Counter-steer — "CS" — is how far the front wheels can steer in the opposite direction to the car's rotation. It is the single most misunderstood setup variable in drift, and it is probably the reason your car looks awkward in the fastest corners.
What CS actually is
When a drift car is sliding sideways, the front wheels need to steer the opposite way to hold the line. A stock car might let the wheels rotate to about 40° of counter-steer. A competition car typically runs 50–60°. An extreme chassis runs 70° or more.

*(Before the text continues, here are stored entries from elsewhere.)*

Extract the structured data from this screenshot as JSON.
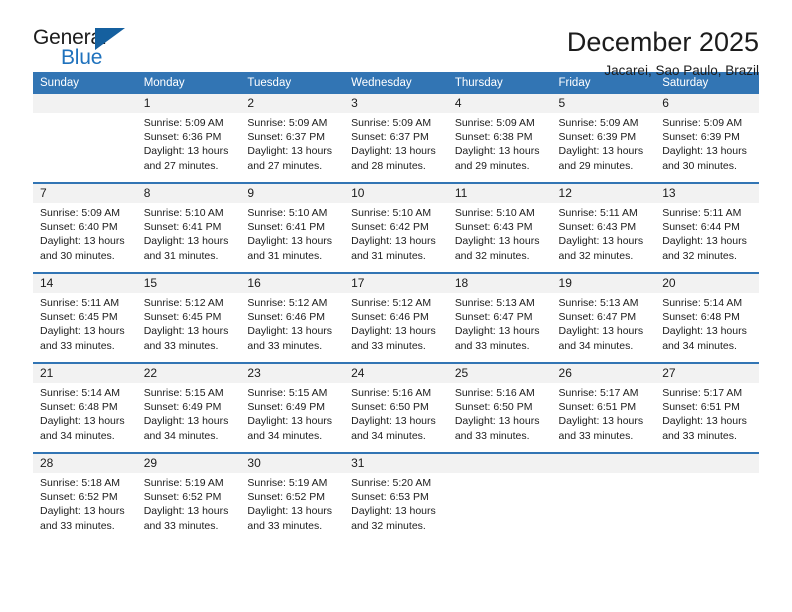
{
  "logo": {
    "word_one": "General",
    "word_two": "Blue",
    "triangle_icon": "triangle-right-icon",
    "blue": "#1f72bd",
    "triangle_color": "#15609f"
  },
  "header": {
    "title": "December 2025",
    "subtitle": "Jacarei, Sao Paulo, Brazil"
  },
  "theme": {
    "header_blue": "#3275b4",
    "daynum_band": "#f2f2f2",
    "text": "#1c1c1c"
  },
  "weekdays": [
    "Sunday",
    "Monday",
    "Tuesday",
    "Wednesday",
    "Thursday",
    "Friday",
    "Saturday"
  ],
  "weeks": [
    [
      {
        "day": "",
        "blank": true,
        "sunrise": "",
        "sunset": "",
        "daylight1": "",
        "daylight2": ""
      },
      {
        "day": "1",
        "sunrise": "Sunrise: 5:09 AM",
        "sunset": "Sunset: 6:36 PM",
        "daylight1": "Daylight: 13 hours",
        "daylight2": "and 27 minutes."
      },
      {
        "day": "2",
        "sunrise": "Sunrise: 5:09 AM",
        "sunset": "Sunset: 6:37 PM",
        "daylight1": "Daylight: 13 hours",
        "daylight2": "and 27 minutes."
      },
      {
        "day": "3",
        "sunrise": "Sunrise: 5:09 AM",
        "sunset": "Sunset: 6:37 PM",
        "daylight1": "Daylight: 13 hours",
        "daylight2": "and 28 minutes."
      },
      {
        "day": "4",
        "sunrise": "Sunrise: 5:09 AM",
        "sunset": "Sunset: 6:38 PM",
        "daylight1": "Daylight: 13 hours",
        "daylight2": "and 29 minutes."
      },
      {
        "day": "5",
        "sunrise": "Sunrise: 5:09 AM",
        "sunset": "Sunset: 6:39 PM",
        "daylight1": "Daylight: 13 hours",
        "daylight2": "and 29 minutes."
      },
      {
        "day": "6",
        "sunrise": "Sunrise: 5:09 AM",
        "sunset": "Sunset: 6:39 PM",
        "daylight1": "Daylight: 13 hours",
        "daylight2": "and 30 minutes."
      }
    ],
    [
      {
        "day": "7",
        "sunrise": "Sunrise: 5:09 AM",
        "sunset": "Sunset: 6:40 PM",
        "daylight1": "Daylight: 13 hours",
        "daylight2": "and 30 minutes."
      },
      {
        "day": "8",
        "sunrise": "Sunrise: 5:10 AM",
        "sunset": "Sunset: 6:41 PM",
        "daylight1": "Daylight: 13 hours",
        "daylight2": "and 31 minutes."
      },
      {
        "day": "9",
        "sunrise": "Sunrise: 5:10 AM",
        "sunset": "Sunset: 6:41 PM",
        "daylight1": "Daylight: 13 hours",
        "daylight2": "and 31 minutes."
      },
      {
        "day": "10",
        "sunrise": "Sunrise: 5:10 AM",
        "sunset": "Sunset: 6:42 PM",
        "daylight1": "Daylight: 13 hours",
        "daylight2": "and 31 minutes."
      },
      {
        "day": "11",
        "sunrise": "Sunrise: 5:10 AM",
        "sunset": "Sunset: 6:43 PM",
        "daylight1": "Daylight: 13 hours",
        "daylight2": "and 32 minutes."
      },
      {
        "day": "12",
        "sunrise": "Sunrise: 5:11 AM",
        "sunset": "Sunset: 6:43 PM",
        "daylight1": "Daylight: 13 hours",
        "daylight2": "and 32 minutes."
      },
      {
        "day": "13",
        "sunrise": "Sunrise: 5:11 AM",
        "sunset": "Sunset: 6:44 PM",
        "daylight1": "Daylight: 13 hours",
        "daylight2": "and 32 minutes."
      }
    ],
    [
      {
        "day": "14",
        "sunrise": "Sunrise: 5:11 AM",
        "sunset": "Sunset: 6:45 PM",
        "daylight1": "Daylight: 13 hours",
        "daylight2": "and 33 minutes."
      },
      {
        "day": "15",
        "sunrise": "Sunrise: 5:12 AM",
        "sunset": "Sunset: 6:45 PM",
        "daylight1": "Daylight: 13 hours",
        "daylight2": "and 33 minutes."
      },
      {
        "day": "16",
        "sunrise": "Sunrise: 5:12 AM",
        "sunset": "Sunset: 6:46 PM",
        "daylight1": "Daylight: 13 hours",
        "daylight2": "and 33 minutes."
      },
      {
        "day": "17",
        "sunrise": "Sunrise: 5:12 AM",
        "sunset": "Sunset: 6:46 PM",
        "daylight1": "Daylight: 13 hours",
        "daylight2": "and 33 minutes."
      },
      {
        "day": "18",
        "sunrise": "Sunrise: 5:13 AM",
        "sunset": "Sunset: 6:47 PM",
        "daylight1": "Daylight: 13 hours",
        "daylight2": "and 33 minutes."
      },
      {
        "day": "19",
        "sunrise": "Sunrise: 5:13 AM",
        "sunset": "Sunset: 6:47 PM",
        "daylight1": "Daylight: 13 hours",
        "daylight2": "and 34 minutes."
      },
      {
        "day": "20",
        "sunrise": "Sunrise: 5:14 AM",
        "sunset": "Sunset: 6:48 PM",
        "daylight1": "Daylight: 13 hours",
        "daylight2": "and 34 minutes."
      }
    ],
    [
      {
        "day": "21",
        "sunrise": "Sunrise: 5:14 AM",
        "sunset": "Sunset: 6:48 PM",
        "daylight1": "Daylight: 13 hours",
        "daylight2": "and 34 minutes."
      },
      {
        "day": "22",
        "sunrise": "Sunrise: 5:15 AM",
        "sunset": "Sunset: 6:49 PM",
        "daylight1": "Daylight: 13 hours",
        "daylight2": "and 34 minutes."
      },
      {
        "day": "23",
        "sunrise": "Sunrise: 5:15 AM",
        "sunset": "Sunset: 6:49 PM",
        "daylight1": "Daylight: 13 hours",
        "daylight2": "and 34 minutes."
      },
      {
        "day": "24",
        "sunrise": "Sunrise: 5:16 AM",
        "sunset": "Sunset: 6:50 PM",
        "daylight1": "Daylight: 13 hours",
        "daylight2": "and 34 minutes."
      },
      {
        "day": "25",
        "sunrise": "Sunrise: 5:16 AM",
        "sunset": "Sunset: 6:50 PM",
        "daylight1": "Daylight: 13 hours",
        "daylight2": "and 33 minutes."
      },
      {
        "day": "26",
        "sunrise": "Sunrise: 5:17 AM",
        "sunset": "Sunset: 6:51 PM",
        "daylight1": "Daylight: 13 hours",
        "daylight2": "and 33 minutes."
      },
      {
        "day": "27",
        "sunrise": "Sunrise: 5:17 AM",
        "sunset": "Sunset: 6:51 PM",
        "daylight1": "Daylight: 13 hours",
        "daylight2": "and 33 minutes."
      }
    ],
    [
      {
        "day": "28",
        "sunrise": "Sunrise: 5:18 AM",
        "sunset": "Sunset: 6:52 PM",
        "daylight1": "Daylight: 13 hours",
        "daylight2": "and 33 minutes."
      },
      {
        "day": "29",
        "sunrise": "Sunrise: 5:19 AM",
        "sunset": "Sunset: 6:52 PM",
        "daylight1": "Daylight: 13 hours",
        "daylight2": "and 33 minutes."
      },
      {
        "day": "30",
        "sunrise": "Sunrise: 5:19 AM",
        "sunset": "Sunset: 6:52 PM",
        "daylight1": "Daylight: 13 hours",
        "daylight2": "and 33 minutes."
      },
      {
        "day": "31",
        "sunrise": "Sunrise: 5:20 AM",
        "sunset": "Sunset: 6:53 PM",
        "daylight1": "Daylight: 13 hours",
        "daylight2": "and 32 minutes."
      },
      {
        "day": "",
        "blank": true,
        "sunrise": "",
        "sunset": "",
        "daylight1": "",
        "daylight2": ""
      },
      {
        "day": "",
        "blank": true,
        "sunrise": "",
        "sunset": "",
        "daylight1": "",
        "daylight2": ""
      },
      {
        "day": "",
        "blank": true,
        "sunrise": "",
        "sunset": "",
        "daylight1": "",
        "daylight2": ""
      }
    ]
  ]
}
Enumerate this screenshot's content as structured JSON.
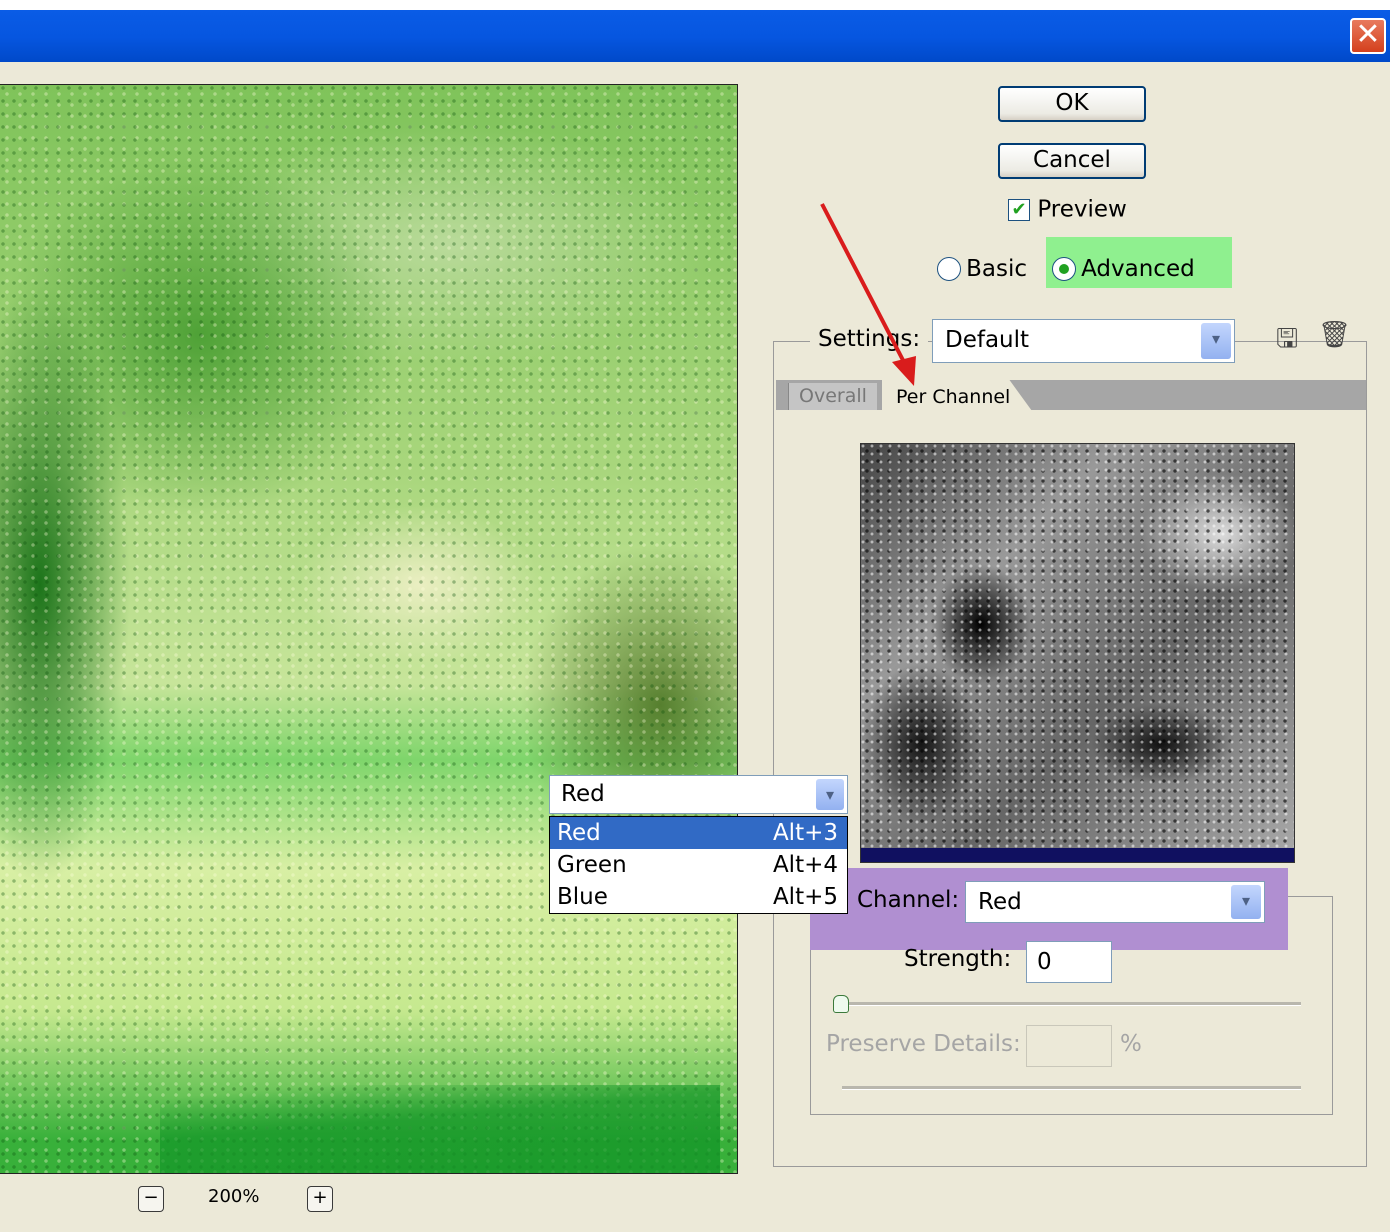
{
  "window": {
    "close_glyph": "✕"
  },
  "preview": {
    "zoom_label": "200%",
    "zoom_out_glyph": "−",
    "zoom_in_glyph": "+"
  },
  "buttons": {
    "ok": "OK",
    "cancel": "Cancel"
  },
  "preview_checkbox": {
    "label": "Preview",
    "checked": true,
    "check_glyph": "✔"
  },
  "mode": {
    "basic": "Basic",
    "advanced": "Advanced",
    "selected": "Advanced"
  },
  "settings": {
    "label": "Settings:",
    "value": "Default",
    "save_icon": "save-settings-icon",
    "delete_icon": "trash-icon",
    "save_glyph": "🖫",
    "delete_glyph": "🗑"
  },
  "tabs": [
    {
      "label": "Overall",
      "active": false
    },
    {
      "label": "Per Channel",
      "active": true
    }
  ],
  "channel": {
    "label": "Channel:",
    "value": "Red",
    "dropdown_value": "Red",
    "options": [
      {
        "label": "Red",
        "shortcut": "Alt+3",
        "selected": true
      },
      {
        "label": "Green",
        "shortcut": "Alt+4",
        "selected": false
      },
      {
        "label": "Blue",
        "shortcut": "Alt+5",
        "selected": false
      }
    ]
  },
  "strength": {
    "label": "Strength:",
    "value": "0"
  },
  "preserve_details": {
    "label": "Preserve Details:",
    "value": "",
    "unit": "%",
    "disabled": true
  },
  "colors": {
    "titlebar": "#0656e0",
    "highlight_advanced": "#8ff08f",
    "highlight_channel": "#b08fd1",
    "arrow": "#d91c1c",
    "selection": "#316ac5"
  },
  "arrow_glyph": "▾"
}
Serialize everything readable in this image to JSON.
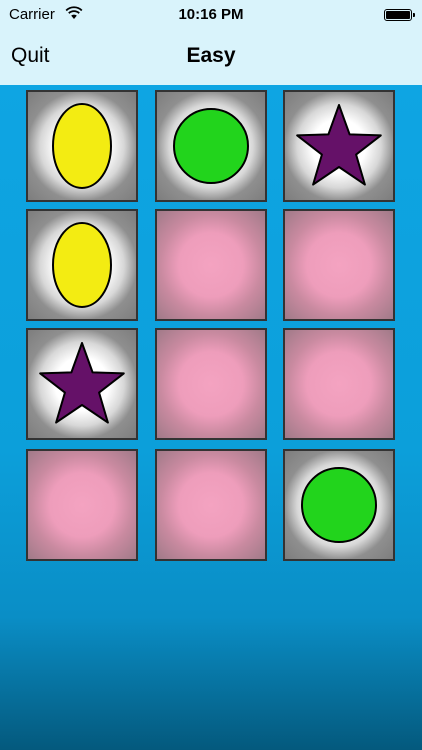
{
  "status_bar": {
    "carrier": "Carrier",
    "time": "10:16 PM",
    "battery_level": 1.0
  },
  "nav": {
    "quit_label": "Quit",
    "title": "Easy"
  },
  "colors": {
    "nav_background": "#d9f3fb",
    "board_background": "#0ea5e3",
    "oval": "#f3ec12",
    "circle": "#22d41c",
    "star": "#651168",
    "hidden_tile": "#f4a3c1"
  },
  "board": {
    "rows": 4,
    "cols": 3,
    "tiles": [
      {
        "state": "revealed",
        "shape": "yellow-oval"
      },
      {
        "state": "revealed",
        "shape": "green-circle"
      },
      {
        "state": "revealed",
        "shape": "purple-star"
      },
      {
        "state": "revealed",
        "shape": "yellow-oval"
      },
      {
        "state": "hidden",
        "shape": ""
      },
      {
        "state": "hidden",
        "shape": ""
      },
      {
        "state": "revealed",
        "shape": "purple-star"
      },
      {
        "state": "hidden",
        "shape": ""
      },
      {
        "state": "hidden",
        "shape": ""
      },
      {
        "state": "hidden",
        "shape": ""
      },
      {
        "state": "hidden",
        "shape": ""
      },
      {
        "state": "revealed",
        "shape": "green-circle"
      }
    ]
  }
}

Up to a point, more CS = more angle holdable = more aggressive runs without binding. Past that point, more CS starts hurting on-power entry.
How to measure yours
Lift the car onto a box, steer to full lock one way, and measure the angle between the inner wheel and straight-ahead with a digital protractor app. That number is your CS. The outer wheel will always be slightly less — this is Ackermann, and it is intentional.
How to get more CS
Three levers:
1. Steering blocks — most kits have optional blocks with different arm geometries. A 20° extended block can add 10° of CS without changing anything else. 2. Tie rod length — shorter tie rods = more CS. Also quicker turn-in. Also twitchier on entry. Trade-off city. 3. Bump stops and chassis clearance — a wheel that hits the arm or body peg before full lock is limiting your CS mechanically. Check with the arm fully extended.
When more CS hurts
Above roughly 65° the front wheels become inefficient on initiation — the slip angle is so extreme that the tyres are dragging rather than steering. The car will feel lazy on power-on entry. If your car is slow to initiate, CS is likely too high, not too low.
Ackermann, quickly
Ackermann is the difference in steering angle between the inner and outer front wheels when cornering. Drift cars run reverse Ackermann — outer wheel turns less — to let the sliding car rotate cleanly. Every modern drift chassis has this built in. Do not change it unless you know what you are doing.
A sensible starting-point
CS 55°, tie rod factory length, Ackermann factory, EPA at 100%, servo endpoints at mechanical max. Drive for a week. Then adjust one variable at a time and write down what each change feels like.
What this is worth
About 15% of your lap composure in a competition. More than a new servo. Less than a new driver. Free if you already own the chassis.